Afghan Intelligence Breaks Up Alleged Kabul Suicide Bomb Cell



03 February 2009

Afghan intelligence officials say they have arrested 17 men accused of organizing a series of suicide bomb attacks in Kabul during the past two years.

The men are blamed for six suicide-bomb attacks that Afghan officials say killed 20 civilians and wounded about 120 others.

National Directorate of Security (NDS) spokesman Saeed Ansari addresses a press conference in Kabul on 03 Feb. 2009
National Directorate of Security (NDS) spokesman Saeed Ansari addresses a press conference in Kabul on 03 Feb. 2009
Afghanistan's intelligence chief Saeed Ansari says the men were arrested during the past month from several different locations in Kabul.

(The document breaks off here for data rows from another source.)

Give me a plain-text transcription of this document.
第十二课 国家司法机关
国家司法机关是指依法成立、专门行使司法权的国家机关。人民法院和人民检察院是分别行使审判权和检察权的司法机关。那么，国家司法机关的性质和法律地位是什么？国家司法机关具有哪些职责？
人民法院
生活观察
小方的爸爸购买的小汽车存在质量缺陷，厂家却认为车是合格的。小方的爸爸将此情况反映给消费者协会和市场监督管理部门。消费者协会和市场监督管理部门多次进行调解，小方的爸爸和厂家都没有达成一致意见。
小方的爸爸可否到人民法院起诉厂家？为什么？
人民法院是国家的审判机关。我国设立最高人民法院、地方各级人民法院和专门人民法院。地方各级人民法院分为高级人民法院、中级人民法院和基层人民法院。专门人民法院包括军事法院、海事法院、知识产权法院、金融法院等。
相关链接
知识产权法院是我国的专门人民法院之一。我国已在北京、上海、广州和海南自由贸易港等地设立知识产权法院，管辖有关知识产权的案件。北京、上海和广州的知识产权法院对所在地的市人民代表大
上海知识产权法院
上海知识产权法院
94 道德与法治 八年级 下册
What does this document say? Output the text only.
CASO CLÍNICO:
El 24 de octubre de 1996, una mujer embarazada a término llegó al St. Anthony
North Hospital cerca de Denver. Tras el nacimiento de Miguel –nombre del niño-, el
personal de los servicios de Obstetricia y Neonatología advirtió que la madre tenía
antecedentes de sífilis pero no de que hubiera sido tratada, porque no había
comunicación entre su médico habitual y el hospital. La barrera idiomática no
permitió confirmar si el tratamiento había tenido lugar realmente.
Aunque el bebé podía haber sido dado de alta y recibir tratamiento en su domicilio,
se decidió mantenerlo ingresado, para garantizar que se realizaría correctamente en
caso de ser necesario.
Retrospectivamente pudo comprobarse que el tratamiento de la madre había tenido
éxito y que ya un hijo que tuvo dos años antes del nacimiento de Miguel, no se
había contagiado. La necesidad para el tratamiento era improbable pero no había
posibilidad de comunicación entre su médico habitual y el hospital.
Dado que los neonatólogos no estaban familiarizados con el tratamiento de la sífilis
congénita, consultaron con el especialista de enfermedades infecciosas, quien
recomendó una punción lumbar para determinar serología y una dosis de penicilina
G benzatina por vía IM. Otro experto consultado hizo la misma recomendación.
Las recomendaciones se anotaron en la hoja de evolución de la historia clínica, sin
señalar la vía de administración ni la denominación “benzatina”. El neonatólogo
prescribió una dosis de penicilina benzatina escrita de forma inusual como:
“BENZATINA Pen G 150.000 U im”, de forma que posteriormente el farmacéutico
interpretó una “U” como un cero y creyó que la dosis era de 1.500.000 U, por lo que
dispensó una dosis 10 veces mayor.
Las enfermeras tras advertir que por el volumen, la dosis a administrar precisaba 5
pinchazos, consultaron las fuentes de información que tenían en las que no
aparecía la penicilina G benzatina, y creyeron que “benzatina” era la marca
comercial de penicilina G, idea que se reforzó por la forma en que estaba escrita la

He says Afghan intelligence agents quickly reacted after last month's suicide attack near the German Embassy, and they were able to arrest members of one of the most dangerous terrorist networks in Kabul.

Afghan officials have not explained what evidence ties the men to the attacks or to the militant groups that have allegedly been sponsoring them. Ansari said the men have links to the Pakistani jihadi group Harakat al-Mujahideen as well as Sirajuddin Haqqani, an Afghan militant commander wanted by the U.S. military.

He says the suspects confessed that they helped guide the explosions, they prepared the equipment and the bombs.

During a news conference in Kabul, Ansari showed a video of one of the attackers identified as a Pakistani named Yassar.

He says "We belong to Haqqani's group and I am sorry that I have done this." He said clerics had told him he must perform jihad or he would be treated as a non-believer when he died. He asked for forgiveness.

Afghan officials say the arrested men have claimed that all the suicide bombers who carried out the attacks were Pakistani nationals and were trained in Pakistan's Taliban-dominated tribal areas. Ansari also suggested the attacks may have been supported by Pakistan's spy agency.

Pakistan has repeatedly denied that its military or spy agencies still secretly support pro-Taliban militias, as they did in the past. But Afghan, Indian and U.S. officials say there is evidence of spy agency links to attacks in Kabul - in particular last July's bombing of the Indian Embassy.